The exact effects of segregation and inequitable distribution of health resources based on race are impossible to calculate in terms of exact morbidity and mortality. However, this, together with the indignity of racially based services, resulted in abuse that cannot be allowed to be repeated.

33 The Department was also responsible for the regulations that governed conditions of service and the appointment of personnel in hospitals. Compensation for doctors varied by race, and salary differentials persisted into the 1980s. Even when parity in salaries was achieved, differences in total compensation remained, including medical aid packages, amount of leave, housing subsidies, and travel allowances.

34 The appointment of doctors to government hospitals had to be approved by the Department of Health. Often people were denied positions because of their political activities.17 The Department appointed the hospital superintendent, who enforced the policies in that hospital. This was significant, as many of the racist provisions enforced by the superintendent were not part of any law, but simply reflected a desire to conform to the ideology of the state.

35 The Department did little to prevent police from obtaining medical records from hospitals or clinics without the consent of patients. The police used these files to identify ‘anti-apartheid protesters’, which made many people afraid to go to a government hospital to receive care, as they feared arrest. The Department did not take issue with inhumane practices, such as handcuffing or shackling patients to beds.
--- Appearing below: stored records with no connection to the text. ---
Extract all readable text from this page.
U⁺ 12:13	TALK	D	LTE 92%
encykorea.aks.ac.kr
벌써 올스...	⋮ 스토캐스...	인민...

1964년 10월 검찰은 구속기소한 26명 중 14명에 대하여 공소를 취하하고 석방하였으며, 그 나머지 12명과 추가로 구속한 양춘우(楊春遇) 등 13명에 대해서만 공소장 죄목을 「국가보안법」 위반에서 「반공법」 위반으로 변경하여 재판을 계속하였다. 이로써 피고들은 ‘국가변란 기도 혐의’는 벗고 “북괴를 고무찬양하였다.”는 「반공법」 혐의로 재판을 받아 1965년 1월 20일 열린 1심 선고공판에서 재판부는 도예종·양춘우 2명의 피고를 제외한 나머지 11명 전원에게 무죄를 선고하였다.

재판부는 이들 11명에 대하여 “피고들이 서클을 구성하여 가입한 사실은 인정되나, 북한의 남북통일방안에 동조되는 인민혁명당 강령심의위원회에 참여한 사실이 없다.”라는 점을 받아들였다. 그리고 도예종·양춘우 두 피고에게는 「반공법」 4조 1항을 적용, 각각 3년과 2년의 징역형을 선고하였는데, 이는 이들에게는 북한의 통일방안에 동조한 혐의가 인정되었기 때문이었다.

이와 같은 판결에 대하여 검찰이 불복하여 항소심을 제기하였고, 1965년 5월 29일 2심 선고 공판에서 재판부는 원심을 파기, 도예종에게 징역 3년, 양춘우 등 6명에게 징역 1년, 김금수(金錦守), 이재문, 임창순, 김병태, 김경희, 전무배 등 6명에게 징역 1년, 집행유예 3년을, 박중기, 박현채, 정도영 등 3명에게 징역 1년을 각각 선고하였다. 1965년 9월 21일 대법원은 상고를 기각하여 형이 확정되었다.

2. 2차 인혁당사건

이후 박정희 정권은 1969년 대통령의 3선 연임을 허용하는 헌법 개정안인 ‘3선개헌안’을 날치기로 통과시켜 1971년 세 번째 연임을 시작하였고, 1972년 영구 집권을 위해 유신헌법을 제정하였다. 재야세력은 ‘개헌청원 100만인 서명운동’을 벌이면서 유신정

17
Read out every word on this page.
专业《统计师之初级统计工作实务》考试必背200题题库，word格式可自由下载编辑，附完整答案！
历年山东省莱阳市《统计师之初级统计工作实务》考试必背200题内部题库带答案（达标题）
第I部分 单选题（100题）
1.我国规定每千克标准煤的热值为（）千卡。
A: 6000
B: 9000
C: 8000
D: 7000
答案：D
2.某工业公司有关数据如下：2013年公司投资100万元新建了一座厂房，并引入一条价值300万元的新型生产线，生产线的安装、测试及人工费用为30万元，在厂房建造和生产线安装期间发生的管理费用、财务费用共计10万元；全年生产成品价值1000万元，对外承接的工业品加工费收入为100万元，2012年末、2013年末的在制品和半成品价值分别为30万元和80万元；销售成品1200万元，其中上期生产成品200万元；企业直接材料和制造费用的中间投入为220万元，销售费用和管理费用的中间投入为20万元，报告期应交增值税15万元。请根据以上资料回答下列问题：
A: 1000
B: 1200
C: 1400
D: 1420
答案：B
15 The Department of Health was called various names during the period under review but will be referred to throughout this chapter simply as the Department of Health. 16 Interview by Sheila Roquitte with Professor Green-Thompson, former head of department for Obstetrics and Gynaecology at King Edward VIII Hospital, on 16 April 1997. 17 For example, Dr Green-Thompson was recommended for appointment as professor and head of a clinical department at University of Witswaterand by a large majority. However, the appointment was prevented by the Transvaal Provincial Administration. It was believed that this was due to his activities as a former student leader. (Information from the University of Witswatersrand’s submission to the Commission).